Bulli. Maschi ma anche femmine. Tecnologici con sfumature omofobe che a volte arrivano a picchiare gli insegnanti con l’approvazione di papà e mamma. È questa la fotografia preoccupante del nuovo “cyberbullo”. Ma ciò che davvero può inquietare e allarmare è che il 12,5 per cento degli studenti in Italia abbandona la scuola media perchè vittima di bullismo. Il dato lo denuncia il direttore scolastico del Miur provinciale Paola D’Alessandro, citando il rapporto Isfol del giugno scorso.

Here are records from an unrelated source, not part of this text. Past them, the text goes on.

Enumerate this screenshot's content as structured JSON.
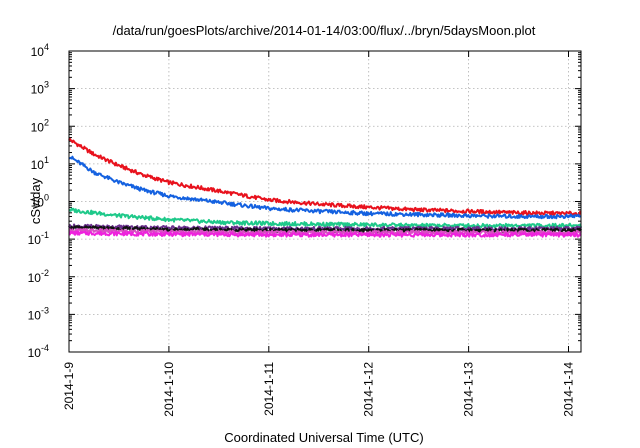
{
  "chart_data": {
    "type": "line",
    "title": "/data/run/goesPlots/archive/2014-01-14/03:00/flux/../bryn/5daysMoon.plot",
    "xlabel": "Coordinated Universal Time (UTC)",
    "ylabel": "cSv/day",
    "yscale": "log",
    "ylim": [
      0.0001,
      10000
    ],
    "xlim": [
      "2014-01-09T00:00",
      "2014-01-14T03:00"
    ],
    "grid": true,
    "legend": "none",
    "x_ticks": [
      "2014-1-9",
      "2014-1-10",
      "2014-1-11",
      "2014-1-12",
      "2014-1-13",
      "2014-1-14"
    ],
    "y_ticks": [
      {
        "value": 0.0001,
        "base": "10",
        "exp": "-4"
      },
      {
        "value": 0.001,
        "base": "10",
        "exp": "-3"
      },
      {
        "value": 0.01,
        "base": "10",
        "exp": "-2"
      },
      {
        "value": 0.1,
        "base": "10",
        "exp": "-1"
      },
      {
        "value": 1,
        "base": "10",
        "exp": "0"
      },
      {
        "value": 10,
        "base": "10",
        "exp": "1"
      },
      {
        "value": 100,
        "base": "10",
        "exp": "2"
      },
      {
        "value": 1000,
        "base": "10",
        "exp": "3"
      },
      {
        "value": 10000,
        "base": "10",
        "exp": "4"
      }
    ],
    "series": [
      {
        "color": "#e8121d",
        "x": [
          "2014-01-09T00:00",
          "2014-01-09T06:00",
          "2014-01-09T12:00",
          "2014-01-09T18:00",
          "2014-01-10T00:00",
          "2014-01-10T12:00",
          "2014-01-11T00:00",
          "2014-01-11T12:00",
          "2014-01-12T00:00",
          "2014-01-12T12:00",
          "2014-01-13T00:00",
          "2014-01-13T12:00",
          "2014-01-14T00:00",
          "2014-01-14T03:00"
        ],
        "values": [
          45,
          18,
          9,
          5,
          3.2,
          1.9,
          1.1,
          0.85,
          0.7,
          0.6,
          0.55,
          0.5,
          0.48,
          0.48
        ]
      },
      {
        "color": "#1461e0",
        "x": [
          "2014-01-09T00:00",
          "2014-01-09T06:00",
          "2014-01-09T12:00",
          "2014-01-09T18:00",
          "2014-01-10T00:00",
          "2014-01-10T12:00",
          "2014-01-11T00:00",
          "2014-01-11T12:00",
          "2014-01-12T00:00",
          "2014-01-12T12:00",
          "2014-01-13T00:00",
          "2014-01-13T12:00",
          "2014-01-14T00:00",
          "2014-01-14T03:00"
        ],
        "values": [
          16,
          6,
          3.2,
          2,
          1.4,
          0.95,
          0.65,
          0.55,
          0.48,
          0.45,
          0.42,
          0.4,
          0.4,
          0.42
        ]
      },
      {
        "color": "#1fc98a",
        "x": [
          "2014-01-09T00:00",
          "2014-01-09T12:00",
          "2014-01-10T00:00",
          "2014-01-10T12:00",
          "2014-01-11T00:00",
          "2014-01-11T12:00",
          "2014-01-12T00:00",
          "2014-01-12T12:00",
          "2014-01-13T00:00",
          "2014-01-13T12:00",
          "2014-01-14T00:00",
          "2014-01-14T03:00"
        ],
        "values": [
          0.6,
          0.42,
          0.33,
          0.28,
          0.26,
          0.25,
          0.24,
          0.23,
          0.23,
          0.23,
          0.23,
          0.23
        ]
      },
      {
        "color": "#6a2f8e",
        "x": [
          "2014-01-09T00:00",
          "2014-01-10T00:00",
          "2014-01-11T00:00",
          "2014-01-12T00:00",
          "2014-01-13T00:00",
          "2014-01-14T00:00",
          "2014-01-14T03:00"
        ],
        "values": [
          0.22,
          0.2,
          0.19,
          0.19,
          0.19,
          0.19,
          0.19
        ]
      },
      {
        "color": "#111111",
        "x": [
          "2014-01-09T00:00",
          "2014-01-10T00:00",
          "2014-01-11T00:00",
          "2014-01-12T00:00",
          "2014-01-13T00:00",
          "2014-01-14T00:00",
          "2014-01-14T03:00"
        ],
        "values": [
          0.2,
          0.18,
          0.17,
          0.17,
          0.17,
          0.17,
          0.17
        ]
      },
      {
        "color": "#d94fc4",
        "x": [
          "2014-01-09T00:00",
          "2014-01-10T00:00",
          "2014-01-11T00:00",
          "2014-01-12T00:00",
          "2014-01-13T00:00",
          "2014-01-14T00:00",
          "2014-01-14T03:00"
        ],
        "values": [
          0.17,
          0.155,
          0.15,
          0.15,
          0.15,
          0.15,
          0.15
        ]
      },
      {
        "color": "#ee22dd",
        "x": [
          "2014-01-09T00:00",
          "2014-01-10T00:00",
          "2014-01-11T00:00",
          "2014-01-12T00:00",
          "2014-01-13T00:00",
          "2014-01-14T00:00",
          "2014-01-14T03:00"
        ],
        "values": [
          0.145,
          0.135,
          0.13,
          0.13,
          0.13,
          0.13,
          0.13
        ]
      }
    ]
  }
}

Il 29,9 per cento dei casi di bullismo è “tecnologico” e fa riflettere sull’uso della tecnologia da parte dei ragazzi ancor più se il dato viene correlato al reato della diffusione di contenuti personali e offensivi attraverso Internet e i cellulari, cosa che viene fatta nel 64 per cento dei casi nelle scuole medie e nel 33,8 per cento alle superori. Preoccupa il 10,3 per cento di casi di violenza perpetrata a sfondo omofobico. E l’insegnante da tempo non è più un’istituzione da rispettare ma quasi un compagno di classe più anziano, non raramente sbeffeggiato senza che nessuno intervenga.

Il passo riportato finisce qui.